TP: Comment est-ce que vous envisagez de concilier vie professionnelle et vie privée avec cette nouvelle casquette d'auteure ? D'ailleurs, est-ce que l'on dit auteure ou autrice ?
TB: A l'écrit, j'aime bien auteure parce que ça se voit bien et que c'est joli, mais à l'oral, je préfère utiliser autrice pour des questions de visibilité. Ce n'est pas celui que je préfère à l'oreille mais je trouve qu'il est important. Pour ma nouvelle casquette, je suis un peu au fil de l'eau. C'est allé assez vite finalement, le contrat a été signé en novembre, le livre est sorti en mai, on a beaucoup travaillé sur la réécriture, sur le choix de la couverture, la quatrième de couverture, la préparation de la sortie, ce qui fait que je n'ai pas tellement eu le temps de me poser cette question-là. Aujourd'hui, je garde ma vie pro et je n'ai pas l'intention d'en changer dans l'immédiat. Il faut donc que je réussisse à concilier tous ces temps. Heureusement, les salons sont plutôt le week-end, les rencontres en librairie sont plutôt en fin de journée, donc ça s'intègre plutôt pas mal dans un planning. Pour l'instant, ça s'inscrit de la même façon que quand j'écrivais avant d'être éditée. Je prends peut-être quelques jours de congés pour ça. Mais je n'ai pas l'impression de travailler. Début juin, je suis sur le salon du livre de Nice, je prends une journée de congé pour aller en dédicace mais j'ai l'impression d'être en vacances quand même. Et j'ai la chance de ne pas trop avoir besoin de dormir donc je peux combiner sur des nuits courtes.

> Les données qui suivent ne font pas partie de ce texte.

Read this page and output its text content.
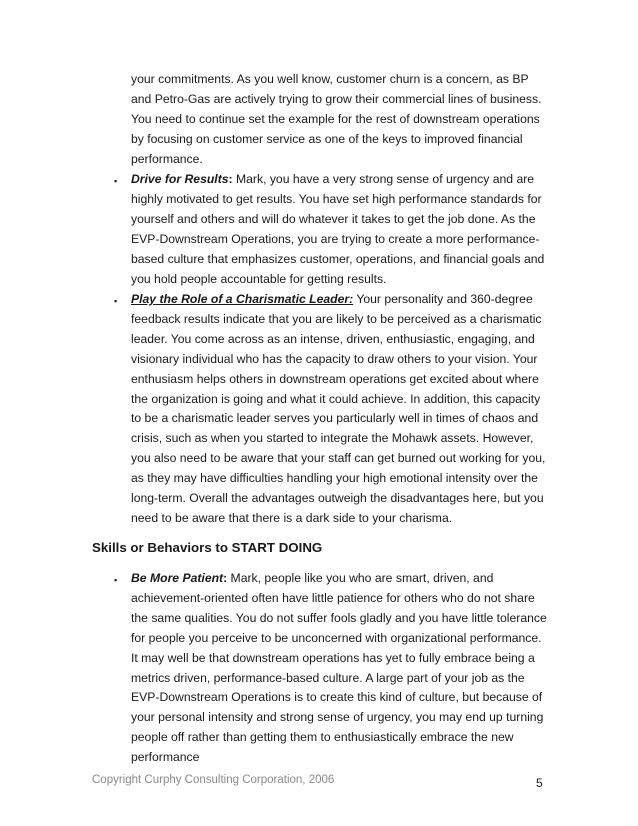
your commitments. As you well know, customer churn is a concern, as BP and Petro-Gas are actively trying to grow their commercial lines of business. You need to continue set the example for the rest of downstream operations by focusing on customer service as one of the keys to improved financial performance.
▪
Drive for Results: Mark, you have a very strong sense of urgency and are highly motivated to get results. You have set high performance standards for yourself and others and will do whatever it takes to get the job done. As the EVP-Downstream Operations, you are trying to create a more performance- based culture that emphasizes customer, operations, and financial goals and you hold people accountable for getting results.
▪
Play the Role of a Charismatic Leader: Your personality and 360-degree feedback results indicate that you are likely to be perceived as a charismatic leader. You come across as an intense, driven, enthusiastic, engaging, and visionary individual who has the capacity to draw others to your vision. Your enthusiasm helps others in downstream operations get excited about where the organization is going and what it could achieve. In addition, this capacity to be a charismatic leader serves you particularly well in times of chaos and crisis, such as when you started to integrate the Mohawk assets. However, you also need to be aware that your staff can get burned out working for you, as they may have difficulties handling your high emotional intensity over the long-term. Overall the advantages outweigh the disadvantages here, but you need to be aware that there is a dark side to your charisma.
Skills or Behaviors to START DOING
▪
Be More Patient: Mark, people like you who are smart, driven, and achievement-oriented often have little patience for others who do not share the same qualities. You do not suffer fools gladly and you have little tolerance for people you perceive to be unconcerned with organizational performance. It may well be that downstream operations has yet to fully embrace being a metrics driven, performance-based culture. A large part of your job as the EVP-Downstream Operations is to create this kind of culture, but because of your personal intensity and strong sense of urgency, you may end up turning people off rather than getting them to enthusiastically embrace the new performance
Copyright Curphy Consulting Corporation, 2006	5
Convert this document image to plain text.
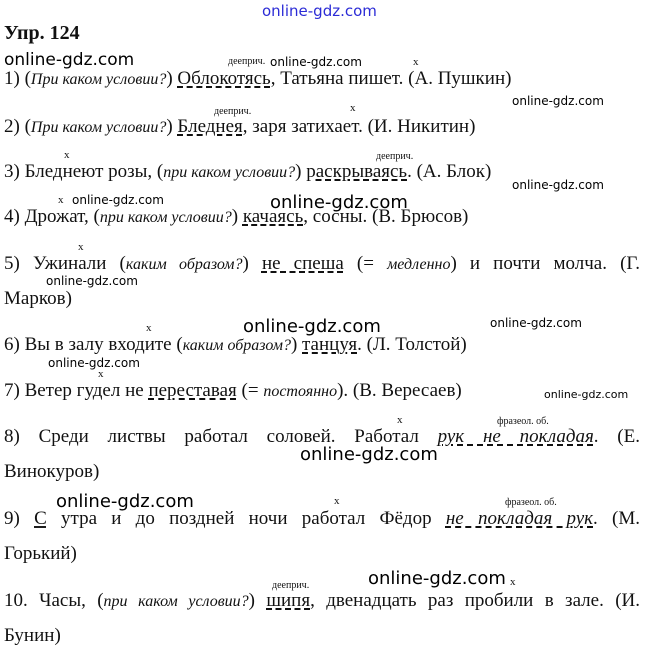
online-gdz.com
online-gdz.com	online-gdz.com
online-gdz.com
online-gdz.com
online-gdz.com	online-gdz.com
online-gdz.com
online-gdz.com	online-gdz.com
online-gdz.com
online-gdz.com
online-gdz.com
online-gdz.com
online-gdz.com
Упр. 124
дееприч.	x
дееприч.	x
x	дееприч.
x
x
x
x
x	фразеол. об.
x	фразеол. об.
дееприч.	x
1) (При каком условии?) Облокотясь, Татьяна пишет. (А. Пушкин)
2) (При каком условии?) Бледнея, заря затихает. (И. Никитин)
3) Бледнеют розы, (при каком условии?) раскрываясь. (А. Блок)
4) Дрожат, (при каком условии?) качаясь, сосны. (В. Брюсов)
5) Ужинали (каким образом?) не спеша (= медленно) и почти молча. (Г.
Марков)
6) Вы в залу входите (каким образом?) танцуя. (Л. Толстой)
7) Ветер гудел не переставая (= постоянно). (В. Вересаев)
8) Среди листвы работал соловей. Работал рук не покладая. (Е.
Винокуров)
9) С утра и до поздней ночи работал Фёдор не покладая рук. (М.
Горький)
10. Часы, (при каком условии?) шипя, двенадцать раз пробили в зале. (И.
Бунин)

TP: Oui, ça fait gagner beaucoup de jours sur une vie. Il y a pas mal d'auteur.e.s qui dorment peu et qui profitent de tout ce temps pour avoir la concentration nécessaire pour l'écriture. Mais au fait, on connaît votre admiration pour Philippe Jaenada. Est-ce que vous lui avez envoyé un exemplaire dédicacé?
TB: J'ai fait beaucoup mieux, je lui ai remis en mains propres. J’aime beaucoup cet auteur, il fait partie des auteurs qui ont cette capacité à dire “tout a déjà été écrit, si on part du principe qu’il faut être original, on n’écrirait jamais, l’important c’est d’avoir sa propre voix."